The move ensures continuity of tax benefits despite the replacement of the Income Tax Act, 1961 with the Income Tax Act, 2025, which came into effect from April 1, 2026.
What is the Core Settlement Guarantee Fund?
A Core Settlement Guarantee Fund is a reserve maintained by recognised clearing corporations to ensure the successful completion of trades in the event of a member’s default. It serves as a financial safety net that protects the integrity of the settlement system and helps reduce systemic risk in financial markets.
Section 10(23EE) of the Income Tax Act, 1961 exempted specified income earned by such funds, provided they were set up in accordance with regulations notified by the Central Government.
Why was a fresh notification required?
Although the Income Tax Act, 1961 has been repealed, the Income Tax Act, 2025 contains transitional provisions that preserve rights, exemptions and pending proceedings under the old law.
Section 536 of the new Act states that the repealed law will continue to apply for tax years beginning before April 1, 2026, as well as for ongoing assessments, reassessments, appeals, penalties and other proceedings related to those years. Since NCCL’s exemption relates to assessment years from 2019-20 to 2026-27, the government has formally notified the fund under these saving provisions to ensure there is no disruption in its tax treatment.
Conditions for exemption
The exemption is subject to two key conditions:
- The Core Settlement Guarantee Fund must file its income tax return in accordance with Section 139(4C) of the Income Tax Act, 1961.
- National Commodity Clearing Limited must continue to remain recognised as a clearing corporation by the Securities and Exchange Board of India (SEBI).
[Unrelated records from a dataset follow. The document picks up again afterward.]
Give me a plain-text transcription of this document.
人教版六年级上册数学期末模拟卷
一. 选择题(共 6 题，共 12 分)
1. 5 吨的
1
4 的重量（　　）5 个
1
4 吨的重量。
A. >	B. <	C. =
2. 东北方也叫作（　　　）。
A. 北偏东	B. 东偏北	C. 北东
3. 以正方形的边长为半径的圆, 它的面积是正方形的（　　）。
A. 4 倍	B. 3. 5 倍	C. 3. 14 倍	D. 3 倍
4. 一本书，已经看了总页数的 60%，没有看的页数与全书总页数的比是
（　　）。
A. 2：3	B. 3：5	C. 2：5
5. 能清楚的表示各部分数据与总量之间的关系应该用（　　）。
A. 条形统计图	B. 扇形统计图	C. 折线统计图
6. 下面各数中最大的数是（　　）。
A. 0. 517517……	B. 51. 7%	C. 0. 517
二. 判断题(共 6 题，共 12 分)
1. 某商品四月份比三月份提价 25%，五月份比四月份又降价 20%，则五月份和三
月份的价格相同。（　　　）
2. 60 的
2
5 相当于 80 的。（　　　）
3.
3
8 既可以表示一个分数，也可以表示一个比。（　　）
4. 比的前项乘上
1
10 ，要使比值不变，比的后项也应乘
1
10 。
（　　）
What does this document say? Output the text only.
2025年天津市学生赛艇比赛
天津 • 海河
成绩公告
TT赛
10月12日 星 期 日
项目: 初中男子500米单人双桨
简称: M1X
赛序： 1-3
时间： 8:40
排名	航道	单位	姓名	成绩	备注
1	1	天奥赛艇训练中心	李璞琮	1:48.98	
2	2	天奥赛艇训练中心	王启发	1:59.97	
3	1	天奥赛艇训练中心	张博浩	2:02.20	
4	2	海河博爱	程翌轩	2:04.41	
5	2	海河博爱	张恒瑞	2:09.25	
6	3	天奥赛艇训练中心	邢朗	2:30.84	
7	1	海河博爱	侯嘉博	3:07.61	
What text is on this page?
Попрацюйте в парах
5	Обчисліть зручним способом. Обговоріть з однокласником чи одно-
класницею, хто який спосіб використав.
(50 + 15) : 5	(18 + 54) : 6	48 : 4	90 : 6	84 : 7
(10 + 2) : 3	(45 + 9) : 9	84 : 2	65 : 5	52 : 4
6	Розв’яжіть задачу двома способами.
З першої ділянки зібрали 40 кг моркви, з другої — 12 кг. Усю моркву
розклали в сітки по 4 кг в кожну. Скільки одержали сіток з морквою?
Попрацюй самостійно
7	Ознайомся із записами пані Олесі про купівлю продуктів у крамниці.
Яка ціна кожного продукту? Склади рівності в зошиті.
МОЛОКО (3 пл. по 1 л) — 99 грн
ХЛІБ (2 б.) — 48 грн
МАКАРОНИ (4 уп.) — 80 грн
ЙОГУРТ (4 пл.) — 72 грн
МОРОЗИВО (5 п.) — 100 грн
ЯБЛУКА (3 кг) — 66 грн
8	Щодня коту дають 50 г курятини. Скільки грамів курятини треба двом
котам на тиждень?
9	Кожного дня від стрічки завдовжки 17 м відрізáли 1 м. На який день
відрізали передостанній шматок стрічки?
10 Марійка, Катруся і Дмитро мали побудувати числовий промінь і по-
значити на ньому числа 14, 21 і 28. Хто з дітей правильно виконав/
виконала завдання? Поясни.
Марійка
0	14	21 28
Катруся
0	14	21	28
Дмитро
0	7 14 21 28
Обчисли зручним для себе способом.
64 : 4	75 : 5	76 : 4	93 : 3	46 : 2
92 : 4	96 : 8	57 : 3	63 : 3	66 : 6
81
If either condition is violated, the tax exemption may be withdrawn and proceedings may be initiated under the old Income Tax Act.The explanatory memorandum accompanying the notification states that the retrospective effect of the notification does not adversely affect the interests of any person, as it has been granted from the year in which the application was filed before the CBDT or the Income Tax Department.